I’d give this book a five-star rating, this was the first book since middle school that I’ve read or listened too. I thought The Name of the Wind was incredible. I read and listened to it over the course of three weeks, which I was sick for most of. It was suggested by my uncle, an avid reader of the fantasy genre, but enough about that. Let’s talk about The Name of the Wind. Here is your official warning for spoilers ahead!
The book starts out with an old man telling a story about Kavothe, the main character of the book, while Kavothe poses as an innkeeper by the name of Kote.
Nobody knows what happened to Kavoth, though some even believe he never existed. A character by the name of Chronicler, who has traveled quite a distance to find Kavothe, asks Kavothe if he can document his story. Kavothe, reluctant to agree, eventually grants his request.

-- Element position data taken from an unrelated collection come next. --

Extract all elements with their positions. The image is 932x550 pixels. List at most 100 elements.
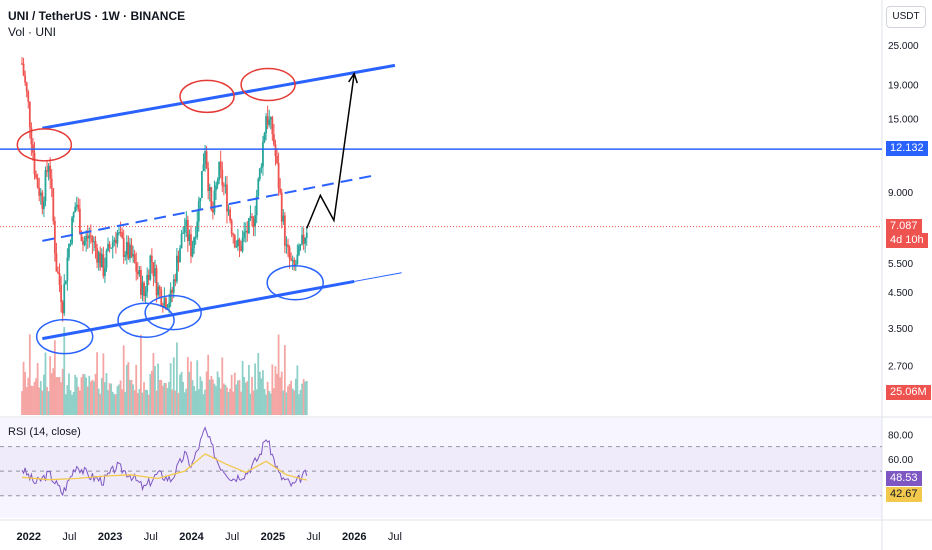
volume-bar bbox=[208, 379, 211, 415]
volume-bar bbox=[197, 389, 200, 415]
volume-bar bbox=[205, 371, 208, 415]
volume-bar bbox=[240, 391, 242, 415]
candle bbox=[266, 116, 269, 125]
candle bbox=[296, 254, 299, 265]
candle bbox=[299, 244, 302, 246]
candle bbox=[305, 232, 308, 238]
candle bbox=[33, 152, 36, 175]
volume-bar bbox=[96, 352, 99, 415]
volume-bar bbox=[229, 388, 231, 415]
candle bbox=[118, 232, 120, 234]
volume-bar bbox=[185, 388, 188, 415]
volume-bar bbox=[64, 394, 67, 415]
candle bbox=[21, 63, 23, 65]
volume-bar bbox=[290, 380, 293, 415]
candle bbox=[293, 260, 296, 266]
rsi-ma-badge: 42.67 bbox=[886, 487, 922, 502]
rsi-value-badge: 48.53 bbox=[886, 471, 922, 486]
volume-bar bbox=[224, 384, 227, 415]
candle bbox=[218, 161, 221, 181]
rsi-tick-label: 80.00 bbox=[888, 430, 913, 441]
time-tick-label: 2023 bbox=[98, 531, 122, 543]
candle bbox=[274, 144, 277, 156]
volume-bar bbox=[293, 390, 296, 415]
candle bbox=[135, 262, 138, 272]
candle bbox=[39, 192, 42, 196]
candle bbox=[102, 254, 105, 276]
countdown-badge: 4d 10h bbox=[886, 233, 928, 248]
volume-bar bbox=[91, 379, 94, 415]
candle bbox=[129, 244, 131, 259]
volume-bar bbox=[53, 340, 56, 415]
candle bbox=[199, 198, 202, 202]
candle bbox=[108, 243, 111, 248]
volume-bar bbox=[69, 390, 72, 415]
volume-bar bbox=[94, 373, 97, 415]
time-tick-label: 2022 bbox=[17, 531, 41, 543]
candle bbox=[96, 248, 99, 263]
candle bbox=[27, 91, 30, 102]
volume-bar bbox=[191, 380, 194, 415]
candle bbox=[77, 204, 80, 209]
volume-bar bbox=[163, 382, 166, 415]
candle bbox=[213, 190, 216, 213]
candle bbox=[193, 237, 196, 248]
low-circle bbox=[35, 318, 94, 355]
volume-bar bbox=[99, 393, 102, 415]
volume-bar bbox=[154, 366, 156, 415]
volume-bar bbox=[100, 378, 103, 415]
volume-bar bbox=[301, 383, 303, 415]
candle bbox=[232, 233, 235, 236]
volume-bar bbox=[260, 378, 263, 415]
candle bbox=[201, 170, 203, 199]
candle bbox=[175, 255, 178, 282]
candle bbox=[146, 274, 149, 293]
candle bbox=[254, 215, 257, 227]
volume-bar bbox=[52, 368, 55, 415]
candle bbox=[91, 236, 94, 243]
candle bbox=[265, 116, 267, 134]
candle bbox=[36, 177, 39, 188]
candle bbox=[298, 245, 300, 255]
candle bbox=[219, 161, 222, 170]
candle bbox=[277, 163, 280, 189]
volume-bar bbox=[83, 373, 86, 415]
volume-bar bbox=[262, 370, 264, 415]
volume-bar bbox=[287, 386, 289, 415]
volume-bar bbox=[246, 381, 249, 415]
candle bbox=[301, 234, 303, 245]
volume-bar bbox=[165, 383, 167, 415]
volume-bar bbox=[68, 373, 70, 415]
volume-bar bbox=[282, 390, 285, 415]
volume-bar bbox=[183, 392, 186, 415]
candle bbox=[158, 286, 161, 290]
candle bbox=[107, 243, 109, 251]
low-circle bbox=[117, 302, 175, 338]
volume-bar bbox=[124, 391, 127, 415]
volume-bar bbox=[85, 377, 88, 415]
rsi-legend[interactable]: RSI (14, close) bbox=[8, 426, 81, 438]
candle bbox=[89, 235, 92, 237]
candle bbox=[290, 258, 293, 261]
volume-bar bbox=[204, 389, 206, 415]
volume-bar bbox=[75, 377, 78, 415]
volume-bar bbox=[41, 390, 44, 415]
candle bbox=[78, 208, 81, 234]
volume-bar bbox=[38, 387, 41, 415]
currency-button[interactable]: USDT bbox=[886, 6, 926, 28]
volume-bar bbox=[168, 382, 170, 415]
price-tick-label: 15.000 bbox=[888, 115, 919, 126]
candle bbox=[99, 252, 102, 268]
symbol-title[interactable]: UNI / TetherUS · 1W · BINANCE bbox=[8, 9, 186, 23]
volume-legend[interactable]: Vol · UNI bbox=[8, 25, 57, 39]
volume-bar bbox=[50, 373, 53, 415]
candle bbox=[75, 204, 78, 207]
candle bbox=[241, 237, 244, 251]
candle bbox=[71, 217, 73, 244]
candle bbox=[273, 134, 275, 145]
candle bbox=[197, 201, 200, 222]
volume-bar bbox=[280, 371, 283, 415]
candle bbox=[287, 244, 289, 248]
candle bbox=[221, 169, 224, 186]
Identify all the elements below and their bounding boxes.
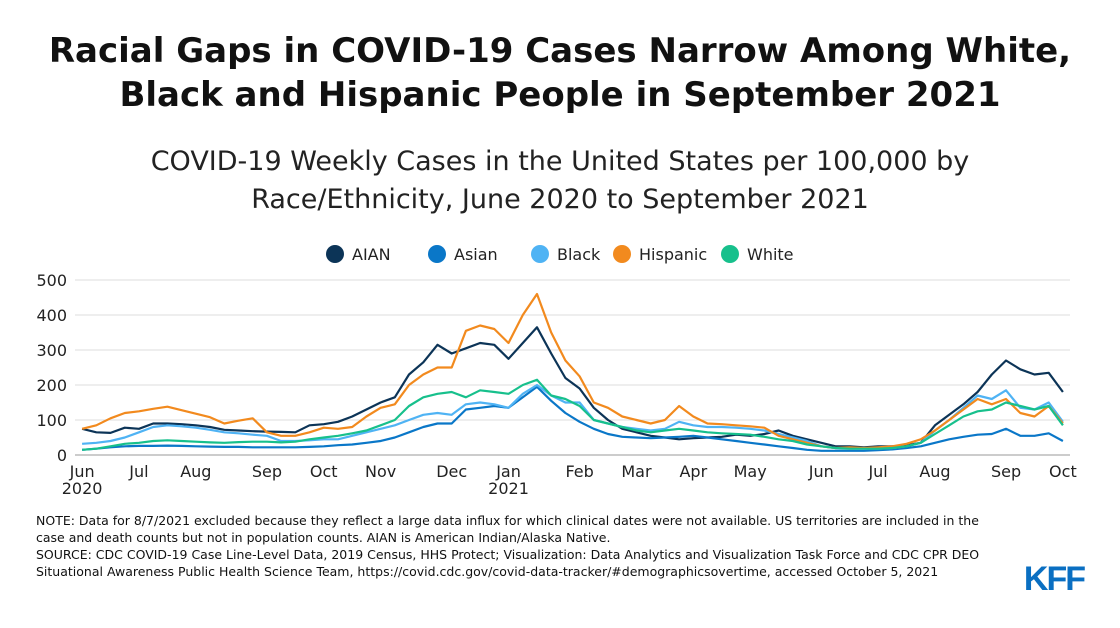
series-line [81,292,1064,450]
x-tick-label: Oct [310,462,338,481]
note: NOTE: Data for 8/7/2021 excluded because… [36,513,979,545]
chart-subtitle: Race/Ethnicity, June 2020 to September 2… [251,184,869,215]
x-tick-label: Apr [679,462,707,481]
x-tick-label: Jun 2020 [62,462,103,498]
legend-label: White [747,245,794,264]
x-tick-label: Aug [180,462,211,481]
x-tick-label: Feb [565,462,593,481]
y-tick-label: 300 [36,341,67,360]
series-line [82,378,1064,451]
legend-label: Black [557,245,601,264]
x-tick-label: Aug [919,462,950,481]
legend-label: AIAN [352,245,391,264]
legend-label: Asian [454,245,498,264]
x-tick-label: Mar [621,462,652,481]
legend-swatch [721,245,739,263]
y-tick-label: 500 [36,271,67,290]
x-tick-label: Oct [1049,462,1077,481]
series-line [81,326,1064,449]
x-tick-label: Jan 2021 [488,462,529,498]
chart: Racial Gaps in COVID-19 Cases Narrow Amo… [36,31,1077,498]
y-tick-label: 400 [36,306,67,325]
legend-swatch [531,245,549,263]
y-tick-label: 200 [36,376,67,395]
legend-swatch [613,245,631,263]
chart-title: Racial Gaps in COVID-19 Cases Narrow Amo… [49,31,1071,71]
legend-swatch [326,245,344,263]
x-tick-label: Jun [808,462,834,481]
x-tick-label: Dec [436,462,467,481]
legend-label: Hispanic [639,245,707,264]
x-tick-label: Jul [128,462,148,481]
legend-swatch [428,245,446,263]
y-tick-label: 0 [57,446,67,465]
x-tick-label: Nov [365,462,396,481]
series-line [82,385,1064,452]
logo: KFF [1023,560,1086,598]
chart-subtitle: COVID-19 Weekly Cases in the United Stat… [151,146,970,177]
x-tick-label: Sep [252,462,282,481]
x-tick-label: Jul [867,462,887,481]
chart-title: Black and Hispanic People in September 2… [119,75,1000,115]
source: SOURCE: CDC COVID-19 Case Line-Level Dat… [36,547,980,579]
y-tick-label: 100 [36,411,67,430]
notes: NOTE: Data for 8/7/2021 excluded because… [36,512,996,580]
x-tick-label: Sep [991,462,1021,481]
x-tick-label: May [734,462,767,481]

Upon agreeing, Chronicler begins to document Kavothe’s story. Kavothe begins his story by telling Chronicler about his childhood and what happened to his family. However, if you wish to find out more, you will have to read the book for yourself because I’ve said too much already! Anyway, let’s talk about the writing style of Patrick Rothfuss, shall we?
I loved the writing, and that’s what was very interesting to me. Rothfuss often treads the thin line between prose and poetry, and fortunately, it’s excellent poetry. The story itself is very compelling. A first-person narrative, which is my favorite style of writing because it allows you to read the story being told as if the reader is the one telling their own story. Our hero, Kavothe, has a lot of attitude and is a total genius. To balance out his power, we have his poverty, bad luck, his tendency to dig himself into a hole, all of which he talks about as he is telling his story to Chronicler.
Of course, not to mention his strong enemies. Enemies, you ask? There was no mention of this in my previous statements! Well, I suppose you will just have to read the book to find out!